Tout ce bourdonnement de choses vulgaires chassait devant lui le beau silence, la puissante sérénité, toutes les grandes idéalités que Cécile une première fois avait rencontrées dans ce lieu, et il lui semblait voir sous les voûtes, entre les arbres, s’enfuir de grandes expressions sans forme, âme indécise de la nature, source où nous puisons nos rêveries, et, pour une part au moins, nos idées et nos facultés.
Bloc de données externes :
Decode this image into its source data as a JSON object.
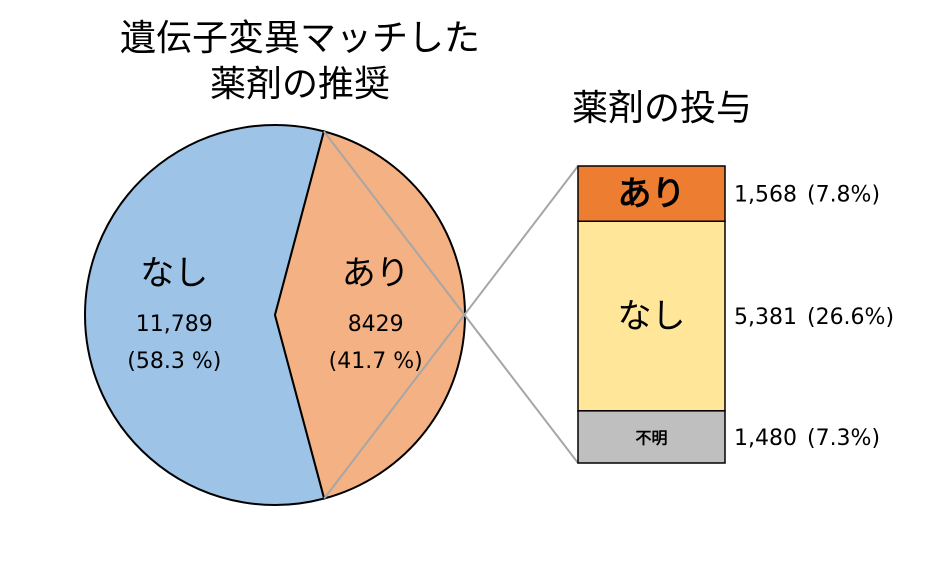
{
  "chart_data": [
    {
      "type": "pie",
      "title": [
        "遺伝子変異マッチした",
        "薬剤の推奨"
      ],
      "categories": [
        "なし",
        "あり"
      ],
      "values": [
        11789,
        8429
      ],
      "value_labels": [
        "11,789",
        "8429"
      ],
      "percentages": [
        58.3,
        41.7
      ],
      "percentage_labels": [
        "(58.3 %)",
        "(41.7 %)"
      ],
      "colors": [
        "#9dc3e6",
        "#f4b183"
      ]
    },
    {
      "type": "stacked_bar",
      "title": "薬剤の投与",
      "categories": [
        "あり",
        "なし",
        "不明"
      ],
      "values": [
        1568,
        5381,
        1480
      ],
      "value_labels": [
        "1,568",
        "5,381",
        "1,480"
      ],
      "percentages": [
        7.8,
        26.6,
        7.3
      ],
      "percentage_labels": [
        "(7.8%)",
        "(26.6%)",
        "(7.3%)"
      ],
      "colors": [
        "#ed7d31",
        "#ffe699",
        "#bfbfbf"
      ]
    }
  ]
}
Agacée par la contradiction de ses propres pensées et de celles de son entourage, Cécile restait silencieuse et voyait sans y penser le bois s’assombrir, quand tout à coup une grande lumière illumina tout devant elle. Un coup de tonnerre, presque immédiat, retentit, et toutes les feuilles se mirent à chuchoter entre elles, frémissantes.

Lilia devint pâle, Agathe s’écria, et Jeanne, inquiète, regardant ses trois guides tour à tour, hésitait à prendre un parti, quand Cécile, en la fixant, partit d’un éclat de rire. L’anxiété nerveuse de la petite, n’attendait qu’un signal ; elle se mit à rire aussi.

« Vous nous porterez malheur, » murmura Lilia, dont les paroles, heureusement, se perdirent dans le bruit d’un nouveau coup de tonnerre.